I made an array and set the values from 1 to 9 in the initializeBoard function, but for some reason when I print the values they come out 0 to 8. Why is this happening? Shouldn't it print out 1 to 9 since those are the numbers I put in the array in initializeBoard?
int main()
{
initializeBoard();
ticTacToeBoard();
}
void initializeBoard()
{
for (int i = 1; i < 9; i++)
ticTacBoard[i] = i;
cout << endl;
}
void ticTacToeBoard ()
{
for (int y = 0; y < 3; y++)
{
for (int x = 0; x < 3; x++)
cout << ticTacBoard[3 * y + x] << " ";
cout << endl;
}
}
You have an off-by-one error. Arrays use zero-based indexing in C++. Your code does not assign a value to the zeroth element of the array.
Try this instead:
for (int i = 0; i < 9; i++)
{
ticTacBoard[i] = i + 1;
}
The loop:
for (int i = 1; i < 9; i++)
{
ticTacBoard[i] = i;
}
will only do 1-8 since it will stop when i++ increases it to 9, so you're not initializing all 9 elements.
You should realistically do the same loop like this:
for (int i = 0; i < 9; i++)
{
ticTacBoard[i] = (i + 1);
}
Problem lies in:
ticTacBoard[i] = i;
Should be:
ticTacBoard[i-1] = i;
Two suggestions:
Shouldn't you initialize ticTacBoard before accessing it with []? Make sure you give it enough memory for all of your slots! (I'm guessing you're doing tic tac toe, so you'll want 3x3 = 9 slots)

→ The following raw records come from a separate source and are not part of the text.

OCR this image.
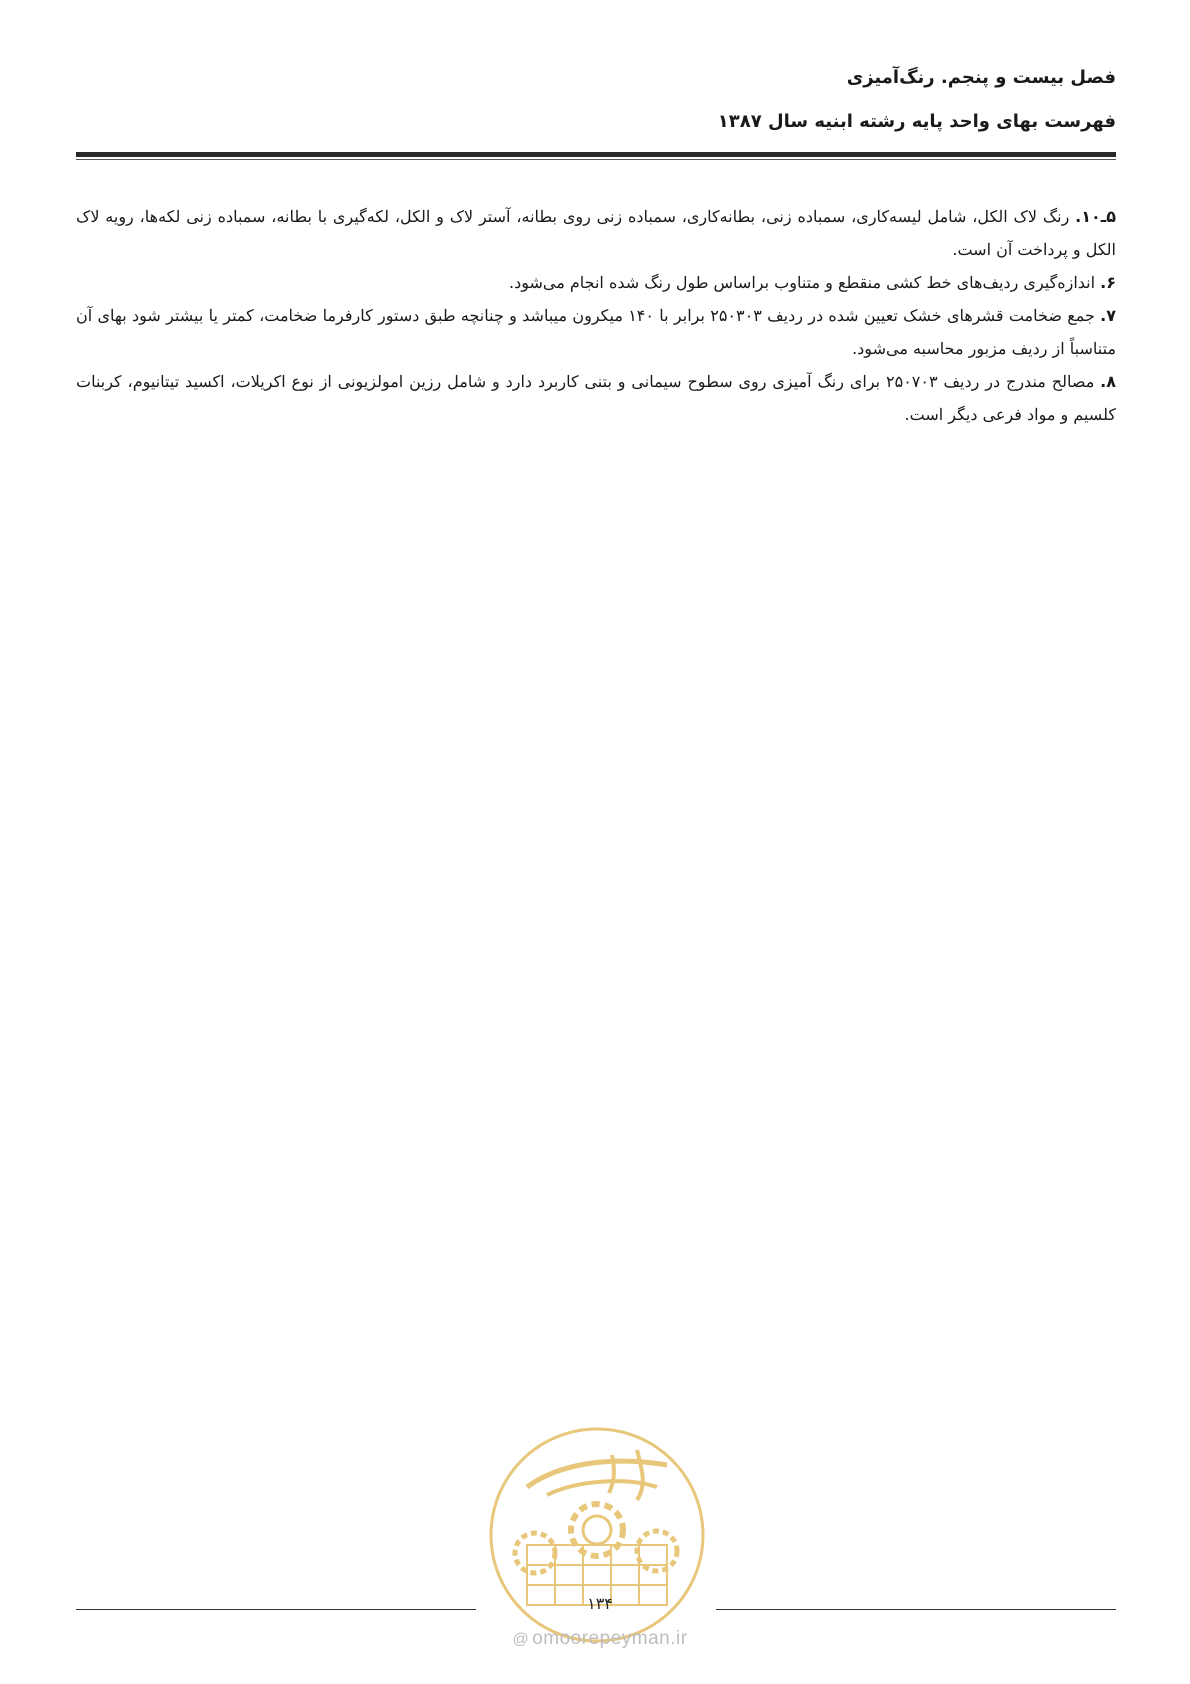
فصل بیست و پنجم. رنگ‌آمیزی
فهرست بهای واحد پایه رشته ابنیه سال ۱۳۸۷

۵ـ۱۰. رنگ لاک الکل، شامل لیسه‌کاری، سمباده زنی، بطانه‌کاری، سمباده زنی روی بطانه، آستر لاک و الکل، لکه‌گیری با بطانه، سمباده زنی لکه‌ها، رویه لاک الکل و پرداخت آن است.

۶. اندازه‌گیری ردیف‌های خط کشی منقطع و متناوب براساس طول رنگ شده انجام می‌شود.

۷. جمع ضخامت قشرهای خشک تعیین شده در ردیف ۲۵۰۳۰۳ برابر با ۱۴۰ میکرون میباشد و چنانچه طبق دستور کارفرما ضخامت، کمتر یا بیشتر شود بهای آن متناسباً از ردیف مزبور محاسبه می‌شود.

۸. مصالح مندرج در ردیف ۲۵۰۷۰۳ برای رنگ آمیزی روی سطوح سیمانی و بتنی کاربرد دارد و شامل رزین امولزیونی از نوع اکریلات، اکسید تیتانیوم، کربنات کلسیم و مواد فرعی دیگر است.

۱۳۴
@ omoorepeyman.ir
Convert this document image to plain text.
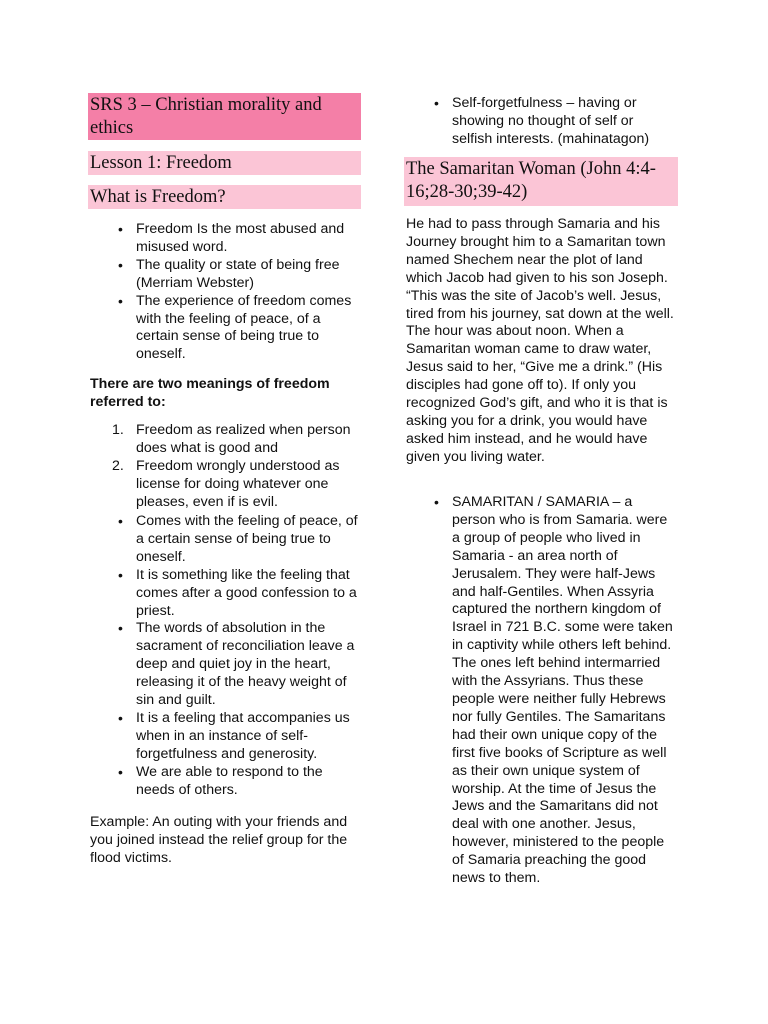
SRS 3 – Christian morality and ethics
Lesson 1: Freedom
What is Freedom?
• Freedom Is the most abused and misused word.
• The quality or state of being free (Merriam Webster)
• The experience of freedom comes with the feeling of peace, of a certain sense of being true to oneself.

There are two meanings of freedom referred to:

1. Freedom as realized when person does what is good and
2. Freedom wrongly understood as license for doing whatever one pleases, even if is evil.
• Comes with the feeling of peace, of a certain sense of being true to oneself.
• It is something like the feeling that comes after a good confession to a priest.
• The words of absolution in the sacrament of reconciliation leave a deep and quiet joy in the heart, releasing it of the heavy weight of sin and guilt.
• It is a feeling that accompanies us when in an instance of self-forgetfulness and generosity.
• We are able to respond to the needs of others.

Example: An outing with your friends and you joined instead the relief group for the flood victims.

• Self-forgetfulness – having or showing no thought of self or selfish interests. (mahinatagon)
The Samaritan Woman (John 4:4-16;28-30;39-42)

He had to pass through Samaria and his Journey brought him to a Samaritan town named Shechem near the plot of land which Jacob had given to his son Joseph. “This was the site of Jacob’s well. Jesus, tired from his journey, sat down at the well. The hour was about noon. When a Samaritan woman came to draw water, Jesus said to her, “Give me a drink.” (His disciples had gone off to). If only you recognized God’s gift, and who it is that is asking you for a drink, you would have asked him instead, and he would have given you living water.

• SAMARITAN / SAMARIA – a person who is from Samaria. were a group of people who lived in Samaria - an area north of Jerusalem. They were half-Jews and half-Gentiles. When Assyria captured the northern kingdom of Israel in 721 B.C. some were taken in captivity while others left behind. The ones left behind intermarried with the Assyrians. Thus these people were neither fully Hebrews nor fully Gentiles. The Samaritans had their own unique copy of the first five books of Scripture as well as their own unique system of worship. At the time of Jesus the Jews and the Samaritans did not deal with one another. Jesus, however, ministered to the people of Samaria preaching the good news to them.
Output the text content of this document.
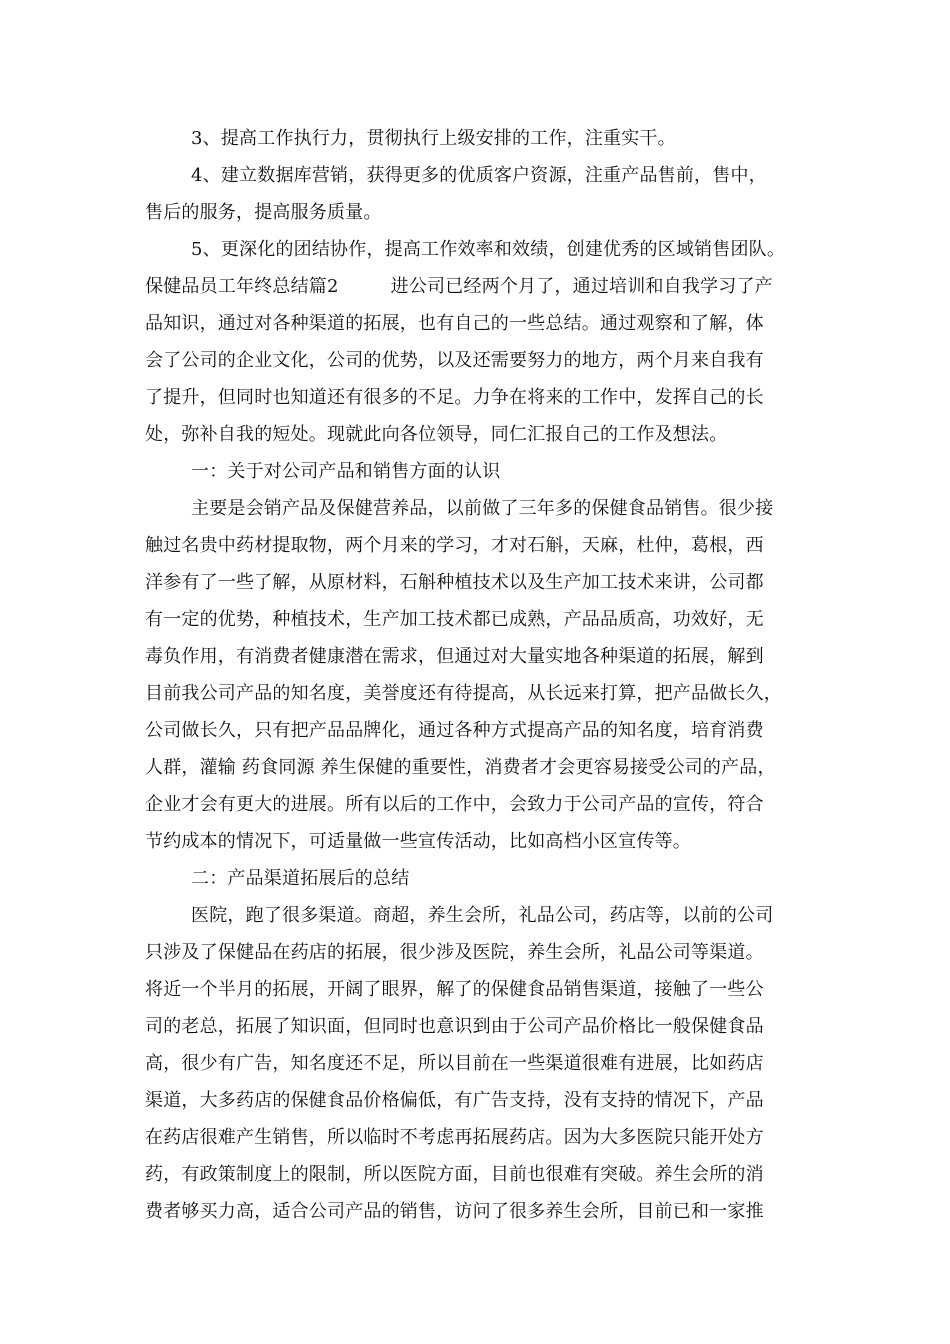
3、提高工作执行力，贯彻执行上级安排的工作，注重实干。
4、建立数据库营销，获得更多的优质客户资源，注重产品售前，售中，
售后的服务，提高服务质量。
5、更深化的团结协作，提高工作效率和效绩，创建优秀的区域销售团队。
保健品员工年终总结篇2	进公司已经两个月了，通过培训和自我学习了产
品知识，通过对各种渠道的拓展，也有自己的一些总结。通过观察和了解，体
会了公司的企业文化，公司的优势，以及还需要努力的地方，两个月来自我有
了提升，但同时也知道还有很多的不足。力争在将来的工作中，发挥自己的长
处，弥补自我的短处。现就此向各位领导，同仁汇报自己的工作及想法。
一：关于对公司产品和销售方面的认识
主要是会销产品及保健营养品，以前做了三年多的保健食品销售。很少接
触过名贵中药材提取物，两个月来的学习，才对石斛，天麻，杜仲，葛根，西
洋参有了一些了解，从原材料，石斛种植技术以及生产加工技术来讲，公司都
有一定的优势，种植技术，生产加工技术都已成熟，产品品质高，功效好，无
毒负作用，有消费者健康潜在需求，但通过对大量实地各种渠道的拓展，解到
目前我公司产品的知名度，美誉度还有待提高，从长远来打算，把产品做长久，
公司做长久，只有把产品品牌化，通过各种方式提高产品的知名度，培育消费
人群，灌输 药食同源 养生保健的重要性，消费者才会更容易接受公司的产品，
企业才会有更大的进展。所有以后的工作中，会致力于公司产品的宣传，符合
节约成本的情况下，可适量做一些宣传活动，比如高档小区宣传等。
二：产品渠道拓展后的总结
医院，跑了很多渠道。商超，养生会所，礼品公司，药店等，以前的公司
只涉及了保健品在药店的拓展，很少涉及医院，养生会所，礼品公司等渠道。
将近一个半月的拓展，开阔了眼界，解了的保健食品销售渠道，接触了一些公
司的老总，拓展了知识面，但同时也意识到由于公司产品价格比一般保健食品
高，很少有广告，知名度还不足，所以目前在一些渠道很难有进展，比如药店
渠道，大多药店的保健食品价格偏低，有广告支持，没有支持的情况下，产品
在药店很难产生销售，所以临时不考虑再拓展药店。因为大多医院只能开处方
药，有政策制度上的限制，所以医院方面，目前也很难有突破。养生会所的消
费者够买力高，适合公司产品的销售，访问了很多养生会所，目前已和一家推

Indexing in C++ starts at 0. You want to do for (i=0; i<9; i++)
Hope this helps!
Your i starts at 0, so your first value will be 0. Since the inequality i < 9 breaks when i = 9, i is actually never 9 (the loop exits before your code is actually run).
Try using <= instead of just < to account for i = 9:
for (int i = 1; i <= 9; i++)
{
ticTacBoard[i - 1] = i;
}
Other than that, arrays are indexed starting from 0 in C++ (and virtually every other language), so the first element is array[0], second is array[1], etc.
You'll have to subtract 1 from your array index.